So far I’ve spoken pretty much exclusively about having, surviving and integrating radical spiritual experiences and not so much about enlightenment.
Let’s talk a little about the difference between the two.
Enlightenment is not an experience. It is a state of being. It is a radical state of clarity. It is a continuous state of clear awareness. It’s not something you attain, for in the moment of “achieving” this state of clarity, your fundamental belief in the personality self—your hypnotic fixation on personhood—is obliterated.
You, as you have known yourself, do not cease to exist…you simply see that you never existed in the first place.
There is no “you” to attain enlightenment. In that moment any reality of a “you” who could succeed or fail, attain or not attain, is understood to the very core to be unreal. It’s not an intellectual understanding. It does not involve the mind or thinking or evaluating or believing. You just see it.
It’s like seeing a shadow at night and it looks like it’s moving. You think it’s a dog or a monster or a ghost. The mind fills in the blanks, fills it in and makes it very real for you. Then you turn on the light and you see it is a shadow cast by something that is being blown around by a breeze. You don’t need to think about it, or believe it or anything. You just see it. When you turn off the light, you see the shadow again, but you know what it is and that’s that.
Only, it’s kind of a big deal, especially at first, because every activity, motivation and aspiration is organized around this basic, unexamined bedrock belief in the self. It’s so fundamental that you don’t even know it’s just a belief, an assumption. Not only is your personal world built around this organizing principle, but so is our entire society. When you wake permanently from the dream of self, the human world—culture, society, human interactions—may not make much sense to you. And you may not make much sense to others.
Waking permanently is different than waking for a moment and then going back to sleep. When you wake fully, that moment of waking may seem like an experience, but what follows is a state of being…being awake. That is what the threshold of enlightenment is. When you cross it, you are in a totally different terrain. It’s not a static state, like you “reach” enlightenment and that’s it. But this is the fundamental threshold of living in a state of basic clarity that is not mental, theoretical or academic.
People who are still sleeping, but waking up from time to time, can be very concerned that no one ever should claim to be enlightened. I’ve noticed that it doesn’t bother people who are fast asleep as much, but it does seem to really get the hackles up for some people who are popping in and out of direct clarity. What I mean by direct clarity is clarity you are living in this very moment, not clarity you refer back to…referring back to your experiences of momentary wakefulness. People who pop in and out of clarity can often sit in their dream state referring to the experience of clarity that they had, but are not having in the moment.
There are all kinds of strange beliefs floating around. “One who claims to be enlightened is surely not, because an enlightened person would never say so.” Or some such nonsense. There are lots of reasons not to walk around telling people you are enlightened, but false humility is not one of them.
Enlightenment is something I don’t speak much about. Partly because it is not subject to the discursive mind. It doesn’t lend itself to words.
Those who live in this awareness know exactly what I’m talking about. Even if I used the most inadequate terms to describe it or the weakest analogies, they would recognize it immediately. I could also be talking to someone so learned in topics such as non-duality or advaita—and while they could go on at length talking eloquently around it, debating the finer points of it using impeccable spiritual lingo—the living of it, the true direct understanding of it eludes them. It’s hollow. It’s intellectual. It’s ashes.

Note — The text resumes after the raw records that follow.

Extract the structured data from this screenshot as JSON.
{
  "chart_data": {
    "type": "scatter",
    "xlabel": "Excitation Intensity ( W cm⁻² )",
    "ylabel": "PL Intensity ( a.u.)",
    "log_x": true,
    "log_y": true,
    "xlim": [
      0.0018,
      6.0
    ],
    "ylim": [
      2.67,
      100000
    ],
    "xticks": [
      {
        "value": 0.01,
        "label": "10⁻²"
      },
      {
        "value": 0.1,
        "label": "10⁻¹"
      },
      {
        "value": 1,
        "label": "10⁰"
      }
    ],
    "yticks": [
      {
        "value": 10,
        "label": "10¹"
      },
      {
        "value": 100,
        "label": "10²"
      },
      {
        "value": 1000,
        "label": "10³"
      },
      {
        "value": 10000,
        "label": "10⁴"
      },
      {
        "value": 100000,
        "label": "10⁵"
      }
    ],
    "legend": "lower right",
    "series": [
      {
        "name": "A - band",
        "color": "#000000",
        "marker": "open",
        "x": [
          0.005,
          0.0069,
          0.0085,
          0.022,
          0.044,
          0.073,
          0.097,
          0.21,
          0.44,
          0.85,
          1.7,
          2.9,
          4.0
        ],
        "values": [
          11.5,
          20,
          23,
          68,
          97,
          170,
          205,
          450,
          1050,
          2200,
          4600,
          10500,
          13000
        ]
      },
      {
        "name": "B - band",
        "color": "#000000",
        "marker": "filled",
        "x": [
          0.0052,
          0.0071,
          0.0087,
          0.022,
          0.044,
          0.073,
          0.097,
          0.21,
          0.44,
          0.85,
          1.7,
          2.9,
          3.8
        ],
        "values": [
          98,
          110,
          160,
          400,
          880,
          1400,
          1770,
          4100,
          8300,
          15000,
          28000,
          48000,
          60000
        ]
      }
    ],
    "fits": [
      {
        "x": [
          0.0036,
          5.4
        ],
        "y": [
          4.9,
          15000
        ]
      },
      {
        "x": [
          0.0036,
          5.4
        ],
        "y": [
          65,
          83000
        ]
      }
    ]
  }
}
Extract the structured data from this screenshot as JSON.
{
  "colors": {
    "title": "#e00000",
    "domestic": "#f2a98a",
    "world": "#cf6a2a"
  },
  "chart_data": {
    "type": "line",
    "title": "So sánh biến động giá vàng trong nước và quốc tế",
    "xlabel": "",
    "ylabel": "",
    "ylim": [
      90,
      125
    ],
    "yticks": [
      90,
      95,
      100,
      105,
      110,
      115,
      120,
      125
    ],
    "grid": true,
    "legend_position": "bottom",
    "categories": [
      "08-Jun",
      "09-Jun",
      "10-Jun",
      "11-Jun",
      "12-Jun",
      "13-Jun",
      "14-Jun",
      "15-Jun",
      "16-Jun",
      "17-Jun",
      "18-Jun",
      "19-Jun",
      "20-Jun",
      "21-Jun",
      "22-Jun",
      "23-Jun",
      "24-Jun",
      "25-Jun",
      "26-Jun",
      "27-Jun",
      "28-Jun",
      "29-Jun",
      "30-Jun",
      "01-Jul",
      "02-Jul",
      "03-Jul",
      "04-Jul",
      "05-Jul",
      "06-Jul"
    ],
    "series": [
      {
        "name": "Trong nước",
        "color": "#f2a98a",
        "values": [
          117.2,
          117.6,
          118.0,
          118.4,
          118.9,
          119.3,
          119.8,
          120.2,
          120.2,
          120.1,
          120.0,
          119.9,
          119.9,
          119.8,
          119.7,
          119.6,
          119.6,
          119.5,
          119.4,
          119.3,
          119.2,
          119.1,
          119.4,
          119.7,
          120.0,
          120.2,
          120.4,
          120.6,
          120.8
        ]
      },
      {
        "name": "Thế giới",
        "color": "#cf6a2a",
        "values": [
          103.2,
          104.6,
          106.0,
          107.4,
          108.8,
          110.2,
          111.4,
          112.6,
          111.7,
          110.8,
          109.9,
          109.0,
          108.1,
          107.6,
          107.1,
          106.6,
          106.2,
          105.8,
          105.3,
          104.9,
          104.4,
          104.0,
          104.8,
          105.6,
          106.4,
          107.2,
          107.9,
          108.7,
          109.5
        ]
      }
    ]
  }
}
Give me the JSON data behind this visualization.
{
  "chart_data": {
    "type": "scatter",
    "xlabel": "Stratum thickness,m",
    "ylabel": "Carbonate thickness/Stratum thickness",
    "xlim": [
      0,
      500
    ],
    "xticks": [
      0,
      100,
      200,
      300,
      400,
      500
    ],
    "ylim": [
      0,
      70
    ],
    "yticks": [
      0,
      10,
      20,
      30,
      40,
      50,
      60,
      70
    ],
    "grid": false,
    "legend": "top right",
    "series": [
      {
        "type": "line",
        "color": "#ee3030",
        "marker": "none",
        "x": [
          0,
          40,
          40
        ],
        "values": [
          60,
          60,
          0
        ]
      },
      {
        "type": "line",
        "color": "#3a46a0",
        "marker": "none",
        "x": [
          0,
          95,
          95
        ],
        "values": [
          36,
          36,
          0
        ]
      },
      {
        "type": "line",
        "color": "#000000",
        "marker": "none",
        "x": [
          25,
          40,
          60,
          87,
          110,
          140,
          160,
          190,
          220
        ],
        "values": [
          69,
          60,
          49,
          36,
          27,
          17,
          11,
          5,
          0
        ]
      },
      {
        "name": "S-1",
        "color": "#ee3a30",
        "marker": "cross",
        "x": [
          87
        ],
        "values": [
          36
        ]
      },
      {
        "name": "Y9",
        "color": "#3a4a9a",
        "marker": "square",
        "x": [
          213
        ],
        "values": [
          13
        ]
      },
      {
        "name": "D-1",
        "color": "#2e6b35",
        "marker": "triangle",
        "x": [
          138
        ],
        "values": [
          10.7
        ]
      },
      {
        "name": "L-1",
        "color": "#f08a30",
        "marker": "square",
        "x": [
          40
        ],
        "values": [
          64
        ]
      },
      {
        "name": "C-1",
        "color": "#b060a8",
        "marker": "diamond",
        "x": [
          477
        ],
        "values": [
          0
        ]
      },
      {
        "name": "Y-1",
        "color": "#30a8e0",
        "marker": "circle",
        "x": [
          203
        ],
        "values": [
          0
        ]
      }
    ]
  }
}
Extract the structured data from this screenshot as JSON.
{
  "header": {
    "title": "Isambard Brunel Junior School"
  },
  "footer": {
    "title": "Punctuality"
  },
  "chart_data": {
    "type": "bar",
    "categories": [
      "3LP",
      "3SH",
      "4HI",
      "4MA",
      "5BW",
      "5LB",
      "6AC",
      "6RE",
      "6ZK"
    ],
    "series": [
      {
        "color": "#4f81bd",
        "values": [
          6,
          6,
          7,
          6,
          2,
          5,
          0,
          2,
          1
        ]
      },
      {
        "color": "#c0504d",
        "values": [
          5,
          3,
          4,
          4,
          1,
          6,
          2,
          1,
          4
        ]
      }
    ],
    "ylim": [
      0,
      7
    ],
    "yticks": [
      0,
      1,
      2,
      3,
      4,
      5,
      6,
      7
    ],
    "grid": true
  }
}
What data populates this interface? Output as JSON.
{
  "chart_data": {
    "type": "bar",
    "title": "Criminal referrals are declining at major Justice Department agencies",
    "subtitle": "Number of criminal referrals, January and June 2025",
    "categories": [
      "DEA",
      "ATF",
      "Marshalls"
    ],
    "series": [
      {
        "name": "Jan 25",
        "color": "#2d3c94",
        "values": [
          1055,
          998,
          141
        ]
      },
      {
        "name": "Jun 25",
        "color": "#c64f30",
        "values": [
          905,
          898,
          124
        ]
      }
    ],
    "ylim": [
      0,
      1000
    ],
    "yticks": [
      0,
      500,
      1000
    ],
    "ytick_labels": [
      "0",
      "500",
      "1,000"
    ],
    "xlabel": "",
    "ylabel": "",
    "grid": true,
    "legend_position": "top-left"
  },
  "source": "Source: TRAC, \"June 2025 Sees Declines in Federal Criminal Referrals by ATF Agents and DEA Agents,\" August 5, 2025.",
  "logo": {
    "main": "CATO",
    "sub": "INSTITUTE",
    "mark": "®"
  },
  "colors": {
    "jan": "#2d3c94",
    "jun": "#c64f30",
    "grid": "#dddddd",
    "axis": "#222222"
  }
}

Then there are spiritual experiences. They can range from the mild to the spectacular: feelings of oneness to the emergence of rare abilities. This is what I talk about mostly on this site. How to deal with these changes, how they might affect your life, and how to integrate them. Spiritual experiences and enlightenment are not the same thing. Some enlightened people have these crazy spiritual experiences. It’s also possible that some don’t. Many people have all manner of intense spiritual experiences and have not crossed the threshold of enlightenment.
I always encourage people not to get too swept away by the spiritual experiences. They can be crazy and intense and reorganize your life, but they come and go. They may leave you with a whole new set of “powers” to deal with and integrate, but a person can get so focused on chasing the experiences, raising their frequency, activating their DNA or whatever, that they lose themselves. It may seem counter intuitive, but spiritual “evolution” as we know and practice it today is not the same as enlightenment. We can be living without food, running more energy, working with angels, or whatever, but that is not the same as enlightenment.
My point is not to value one experience over another, but to bring into focus the difference between the state of enlightenment and the various kinds of spiritual experiences, including the path of spiritual evolution as we are re-defining it in modern new age culture. This site is written from the perspective of a person who suddenly became enlightened and then started having unexpected and sometimes challenging spiritual experiences.
Spiritual experiences are very flashy, we can talk about them for days and never tire. We can revel in our abilities or the “places” we go. Enlightenment, or awakening, is not like this at all. To say it is humbling is a comical understatement, as it wipes out the inner personhood to whom pride or shame or accomplishment could accrue. Everything in the whole universe changes, and yet it is at the same time, completely anti-climactic and very ordinary.